Da Tribuna da Imprensa
Por J.CARLOS DE ASSIS - Via APN, Agência Petroleira de Notícias
Recente entrevista de Lula
ao jornal argentino “Pagina 12” mostra o grande fosso entre delírios econômicos
e a realidade brasileira contemporânea. Qualquer um que tenha lido meus livros
e milhares de artigos sabe da grande admiração que tenho pela figura
carismática do antigo líder operário, desde quando o entrevistei pela primeira
vez em São Bernardo do Campo depois do fim da primeira onda de greves no ABC
paulista em 1978. Entretanto, é difícil engolir nos dias atuais os conceitos
econômicos que o ex-Presidente deduziu de sua experiência prática em quase
quatro décadas de “aprendizado”.
Não é que Lula não
tenha aprendido nada de economia.
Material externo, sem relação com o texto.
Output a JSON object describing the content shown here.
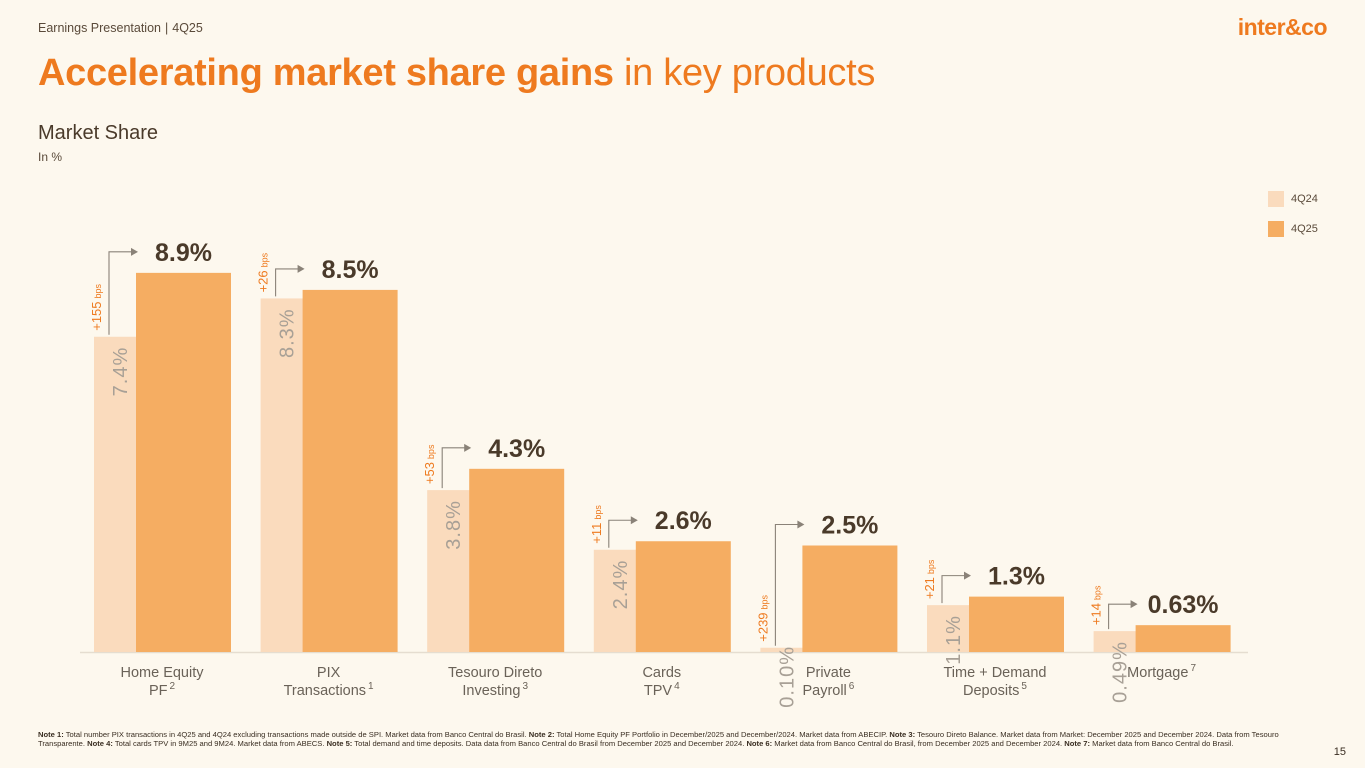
{
  "header": {
    "presentation": "Earnings Presentation",
    "separator": "|",
    "period": "4Q25"
  },
  "logo": {
    "text": "inter&co"
  },
  "title": {
    "bold": "Accelerating market share gains",
    "light": " in key products"
  },
  "section": {
    "title": "Market Share",
    "unit": "In %"
  },
  "colors": {
    "accent": "#ee7a1f",
    "q24": "#fadbbd",
    "q25": "#f5ad62",
    "text": "#4a3a2a",
    "axis": "#e5ddd0"
  },
  "chart_data": {
    "type": "bar",
    "title": "Market Share",
    "ylabel": "In %",
    "ylim": [
      0,
      10
    ],
    "legend": [
      "4Q24",
      "4Q25"
    ],
    "legend_position": "top-right",
    "categories": [
      {
        "line1": "Home Equity",
        "line2": "PF",
        "note": "2"
      },
      {
        "line1": "PIX",
        "line2": "Transactions",
        "note": "1"
      },
      {
        "line1": "Tesouro Direto",
        "line2": "Investing",
        "note": "3"
      },
      {
        "line1": "Cards",
        "line2": "TPV",
        "note": "4"
      },
      {
        "line1": "Private",
        "line2": "Payroll",
        "note": "6"
      },
      {
        "line1": "Time + Demand",
        "line2": "Deposits",
        "note": "5"
      },
      {
        "line1": "Mortgage",
        "line2": "",
        "note": "7"
      }
    ],
    "series": [
      {
        "name": "4Q24",
        "values": [
          7.4,
          8.3,
          3.8,
          2.4,
          0.1,
          1.1,
          0.49
        ],
        "labels": [
          "7.4%",
          "8.3%",
          "3.8%",
          "2.4%",
          "0.10%",
          "1.1%",
          "0.49%"
        ]
      },
      {
        "name": "4Q25",
        "values": [
          8.9,
          8.5,
          4.3,
          2.6,
          2.5,
          1.3,
          0.63
        ],
        "labels": [
          "8.9%",
          "8.5%",
          "4.3%",
          "2.6%",
          "2.5%",
          "1.3%",
          "0.63%"
        ]
      }
    ],
    "deltas": [
      {
        "value": "+155",
        "unit": "bps"
      },
      {
        "value": "+26",
        "unit": "bps"
      },
      {
        "value": "+53",
        "unit": "bps"
      },
      {
        "value": "+11",
        "unit": "bps"
      },
      {
        "value": "+239",
        "unit": "bps"
      },
      {
        "value": "+21",
        "unit": "bps"
      },
      {
        "value": "+14",
        "unit": "bps"
      }
    ]
  },
  "notes": [
    {
      "label": "Note 1:",
      "text": " Total number PIX transactions in 4Q25 and 4Q24 excluding transactions made outside de SPI. Market data from Banco Central do Brasil. "
    },
    {
      "label": "Note 2:",
      "text": " Total Home Equity PF Portfolio in December/2025 and December/2024. Market data from ABECIP. "
    },
    {
      "label": "Note 3:",
      "text": " Tesouro Direto Balance. Market data from Market: December 2025 and December 2024. Data from Tesouro Transparente. "
    },
    {
      "label": "Note 4:",
      "text": " Total cards TPV in 9M25 and 9M24. Market data from ABECS.  "
    },
    {
      "label": "Note 5:",
      "text": " Total demand and time deposits. Data data from Banco Central do Brasil from December 2025 and December 2024. "
    },
    {
      "label": "Note 6:",
      "text": " Market data from Banco Central do Brasil, from December 2025 and December 2024. "
    },
    {
      "label": "Note 7:",
      "text": " Market data from Banco Central do Brasil."
    }
  ],
  "page_number": "15"
}
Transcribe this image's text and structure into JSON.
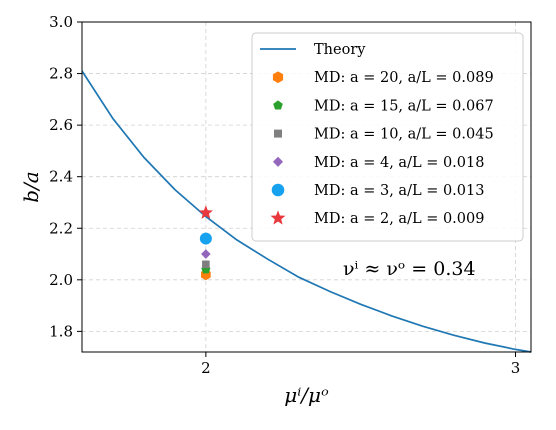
{
  "chart_data": {
    "type": "scatter",
    "xlabel": "μⁱ/μᵒ",
    "ylabel": "b/a",
    "xlim": [
      1.6,
      3.05
    ],
    "ylim": [
      1.72,
      3.0
    ],
    "xticks": [
      2,
      3
    ],
    "yticks": [
      1.8,
      2.0,
      2.2,
      2.4,
      2.6,
      2.8,
      3.0
    ],
    "xtick_labels": [
      "2",
      "3"
    ],
    "ytick_labels": [
      "1.8",
      "2.0",
      "2.2",
      "2.4",
      "2.6",
      "2.8",
      "3.0"
    ],
    "grid": true,
    "legend_position": "upper right",
    "annotation": "νⁱ ≈ νᵒ =  0.34",
    "theory": {
      "name": "Theory",
      "color": "#1f77b4",
      "x": [
        1.6,
        1.7,
        1.8,
        1.9,
        2.0,
        2.1,
        2.2,
        2.3,
        2.4,
        2.5,
        2.6,
        2.7,
        2.8,
        2.9,
        3.0,
        3.05
      ],
      "y": [
        2.81,
        2.625,
        2.475,
        2.35,
        2.245,
        2.155,
        2.08,
        2.01,
        1.955,
        1.905,
        1.86,
        1.82,
        1.785,
        1.755,
        1.73,
        1.72
      ]
    },
    "series": [
      {
        "name": "MD: a = 20, a/L = 0.089",
        "x": 2.0,
        "y": 2.02,
        "color": "#ff7f0e",
        "marker": "hexagon"
      },
      {
        "name": "MD: a = 15, a/L = 0.067",
        "x": 2.0,
        "y": 2.04,
        "color": "#2ca02c",
        "marker": "pentagon"
      },
      {
        "name": "MD: a = 10, a/L = 0.045",
        "x": 2.0,
        "y": 2.06,
        "color": "#7f7f7f",
        "marker": "square"
      },
      {
        "name": "MD: a = 4, a/L = 0.018",
        "x": 2.0,
        "y": 2.1,
        "color": "#9467bd",
        "marker": "diamond"
      },
      {
        "name": "MD: a = 3, a/L = 0.013",
        "x": 2.0,
        "y": 2.16,
        "color": "#17a2f0",
        "marker": "circle"
      },
      {
        "name": "MD: a = 2, a/L = 0.009",
        "x": 2.0,
        "y": 2.26,
        "color": "#e8383d",
        "marker": "star"
      }
    ]
  }
}
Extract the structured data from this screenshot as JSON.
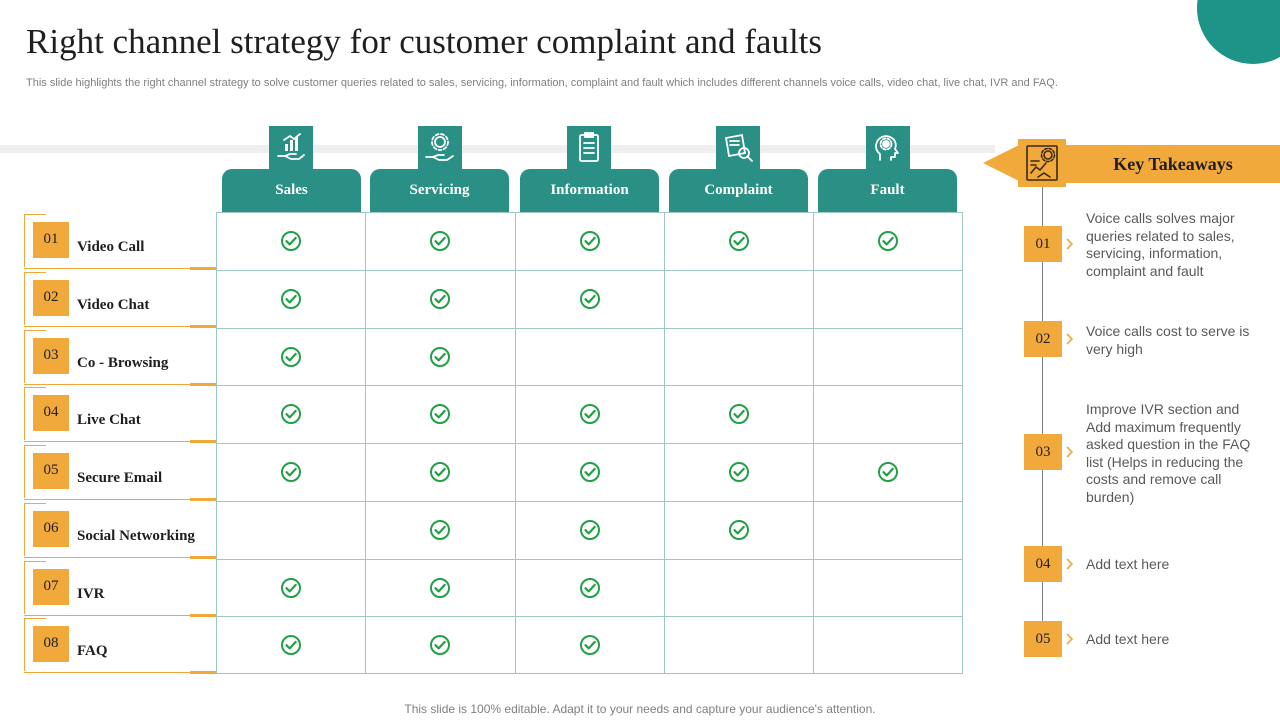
{
  "title": "Right channel strategy for customer complaint and faults",
  "subtitle": "This slide highlights the right channel strategy to solve customer queries related to sales, servicing, information, complaint and fault which includes different channels voice calls, video chat, live chat, IVR and FAQ.",
  "columns": [
    {
      "label": "Sales",
      "icon": "hand-chart-icon"
    },
    {
      "label": "Servicing",
      "icon": "hand-gear-icon"
    },
    {
      "label": "Information",
      "icon": "clipboard-icon"
    },
    {
      "label": "Complaint",
      "icon": "document-search-icon"
    },
    {
      "label": "Fault",
      "icon": "head-gear-icon"
    }
  ],
  "rows": [
    {
      "num": "01",
      "label": "Video Call",
      "checks": [
        true,
        true,
        true,
        true,
        true
      ]
    },
    {
      "num": "02",
      "label": "Video Chat",
      "checks": [
        true,
        true,
        true,
        false,
        false
      ]
    },
    {
      "num": "03",
      "label": "Co - Browsing",
      "checks": [
        true,
        true,
        false,
        false,
        false
      ]
    },
    {
      "num": "04",
      "label": "Live Chat",
      "checks": [
        true,
        true,
        true,
        true,
        false
      ]
    },
    {
      "num": "05",
      "label": "Secure Email",
      "checks": [
        true,
        true,
        true,
        true,
        true
      ]
    },
    {
      "num": "06",
      "label": "Social Networking",
      "checks": [
        false,
        true,
        true,
        true,
        false
      ]
    },
    {
      "num": "07",
      "label": "IVR",
      "checks": [
        true,
        true,
        true,
        false,
        false
      ]
    },
    {
      "num": "08",
      "label": "FAQ",
      "checks": [
        true,
        true,
        true,
        false,
        false
      ]
    }
  ],
  "takeaways": {
    "title": "Key Takeaways",
    "items": [
      {
        "num": "01",
        "text": "Voice calls solves major queries related to sales, servicing, information, complaint and fault"
      },
      {
        "num": "02",
        "text": "Voice calls cost to serve is very high"
      },
      {
        "num": "03",
        "text": "Improve IVR section and Add maximum frequently asked question in the FAQ list (Helps in reducing the costs and remove call burden)"
      },
      {
        "num": "04",
        "text": "Add text here"
      },
      {
        "num": "05",
        "text": "Add text here"
      }
    ]
  },
  "footer": "This slide is 100% editable. Adapt it to your needs and capture your audience's attention.",
  "colors": {
    "teal": "#2a8f84",
    "orange": "#f2a93b",
    "check": "#22a045"
  }
}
É, sim, que ele aprendeu a economia errada. A
entrevista citada não passa de noções retiradas do receituário neoliberal
mediante a absorção de propaganda ideológica travestida de sabedoria e que
surgem reforçadas quando também apresentadas como metáforas extraídas do
contexto familiar, de forma simplória e sem qualquer espírito crítico. Na
verdade, tendo em vista a origem operária do ex-Presidente, não é de
surpreender que ele não seja um sábio em economia. O que surpreende é a audácia
com que se apresenta como tal em função de sua “prática”.
Cito três pontos
cruciais da entrevista. Primeiro, que o governo não deve gastar mais do que
arrecada. Segundo, que é necessário fazer ajuste fiscal rigoroso como condição
para que as empresas voltem a investir. E terceiro, que a chave do crescimento
é a confiança do empresariado num governo sem déficit. Como se vê, esses
pressupostos dizem respeito exclusivamente à política fiscal. Contudo,
recorrendo a sua experiência na Presidência, Lula mencionou também a
necessidade de ampliar o gasto privado a crédito até um nível suportado pela
capacidade de pagamento. Vejamos, ponto por ponto.
A grande descoberta
keynesiana consistiu em propor que, nas crises de depressão ou recessão, os
governos devem gastar mais do que arrecadam. A razão é simples. Numa crise a
demanda efetiva privada cai a níveis muito baixos. Com isso, caem também os
investimentos privados, pois ninguém vai produzir para as prateleiras. Óbvio
que, sem demanda privada ou pública, os investimentos privados não voltam. Para
que voltem é necessário que um setor da sociedade que não depende da demanda
monetária retome os investimentos. O único setor que pode fazer isso é o
governo, sobretudo para produzir bens e serviços sociais e de infraestrutura,
gerando emprego, renda e crescimento.
A objeção que se
costuma fazer à proposta keynesiana é que o aumento da dívida, tendo em vista
sua monetização, provoca inflação. É um equívoco. Com a economia em recessão ou
depressão, o aumento do gasto público financiado por dívida amplia a circulação
e não tem qualquer razão para gerar inflação. Duvidam? Veja a economia
norte-americana nos últimos anos: seu déficit, a partir de 2009, foi de 1,4
trilhão de dólares, 1,3 trilhão (2010), 1,3 trilhão (2011), 1,1 trilhão (2012),
680 bilhões (2013), 492 bilhões (2014). Com esses déficits gigantescos, a
economia americana teve a melhor performance entre os países ricos e a menor
inflação (na verdade, risco de deflação).